More Questions Answered

A webinar titled “Take Charge of Your Career” was delivered by Dr raj, CEO of HR Footprints recently. We had excellent participation during the webinar chat and many points were deliberated.

From the discussion, a few key questions are picked up for more elaboration in these blogs. If you further require clarity, please do write to info@hrfootprints.com and we will be happy to share our perspectives.

Some people stay in the same organization for 15-20 years while some switch for every 3-5 years. Which is good – one should change or not?

Tenure in an organization is one measure that is mostly referred; maybe because it is a quantitative measure and easy to track. However, in a career, there are other measures that are equally important, if not more. Growth, learning, your motivation, and relevance are some of the most important factors to consider while answering the above question.

Ask yourself the following questions:

  • Are you growing in terms of responsibility?
  • Are you learning anything new and upgrading your competence? It could be through training or on-the-job learning; doesn’t matter.
  • Are you waking every morning and have the motivation to go to work?
  • Are you relevant to the organization’s needs?

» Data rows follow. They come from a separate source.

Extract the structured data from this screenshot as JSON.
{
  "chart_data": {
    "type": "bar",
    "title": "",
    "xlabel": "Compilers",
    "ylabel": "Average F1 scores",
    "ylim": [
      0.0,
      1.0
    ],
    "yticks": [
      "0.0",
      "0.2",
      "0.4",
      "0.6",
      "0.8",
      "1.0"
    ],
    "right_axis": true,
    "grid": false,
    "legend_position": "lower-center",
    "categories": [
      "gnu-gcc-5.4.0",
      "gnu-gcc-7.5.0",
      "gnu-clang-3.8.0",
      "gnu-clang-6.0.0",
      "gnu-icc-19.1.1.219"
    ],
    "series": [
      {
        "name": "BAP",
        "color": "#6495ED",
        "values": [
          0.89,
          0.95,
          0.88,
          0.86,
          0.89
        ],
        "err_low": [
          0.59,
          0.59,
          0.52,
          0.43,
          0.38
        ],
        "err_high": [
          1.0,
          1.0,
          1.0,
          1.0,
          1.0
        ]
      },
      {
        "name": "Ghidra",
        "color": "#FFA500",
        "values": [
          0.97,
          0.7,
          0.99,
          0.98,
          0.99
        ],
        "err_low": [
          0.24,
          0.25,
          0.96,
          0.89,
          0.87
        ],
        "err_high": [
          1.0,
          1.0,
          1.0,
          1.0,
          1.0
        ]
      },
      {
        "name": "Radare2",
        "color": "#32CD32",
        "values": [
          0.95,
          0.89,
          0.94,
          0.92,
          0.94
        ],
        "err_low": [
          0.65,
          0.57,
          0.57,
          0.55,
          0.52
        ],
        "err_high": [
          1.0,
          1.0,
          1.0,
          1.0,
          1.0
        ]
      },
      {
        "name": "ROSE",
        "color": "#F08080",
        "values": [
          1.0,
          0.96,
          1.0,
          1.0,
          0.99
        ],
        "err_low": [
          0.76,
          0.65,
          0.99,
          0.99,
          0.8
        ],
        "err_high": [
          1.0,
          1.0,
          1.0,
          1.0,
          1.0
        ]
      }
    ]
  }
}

If the answer to these questions is YES, then there is no need for you to change the job, even if you had spent 15 years. If not, then you may have a reason to contemplate (not yet time to change); why are you not growing, not learning, and not excited to go to work, and why are you losing relevance? Sometimes, the reasons for this scenario could be the way you are interacting with the eco-system around you. If there is any challenge in your approach, then a change of job may not address the problem, because it travels with you.

After contemplating, if you are convinced with the reasons to change, sure – you should change the job. We advise you to keep the following two aspects specifically under your consideration:

  1. Have you made a noticeable contribution to your current organization before shifting the job? You must have a good story to tell – not a sobby story!
  2. Are you clear about the next organization or role that you wish to take up? In the hurry to get out of the current job, one should not settle for anything!

Before concluding this blog post, let us look at a somewhat related question – How doing monotonous work affects the career? Should we keep doing or should we change?

Monotony could be in the nature of the job or in the mind. There are some routines that we have in life and the same is the case with job roles. There are certain processes, procedures, and people who could turn out to be very monotonous. Some people can take advantage of these routines and work on to innovate in their roles.

Looking for variety every day is not good for a career; we will be tempted to hopping, but never be happy. It is better to look for system familiarity and focus more on innovation and variety in the role and contribution. In the instance where the role is also becoming monotonous without any newness or scope for innovation or job rotation, then perhaps it is time to look for a change of organization! Once again, check the two aspects that were mentioned above before changing the job!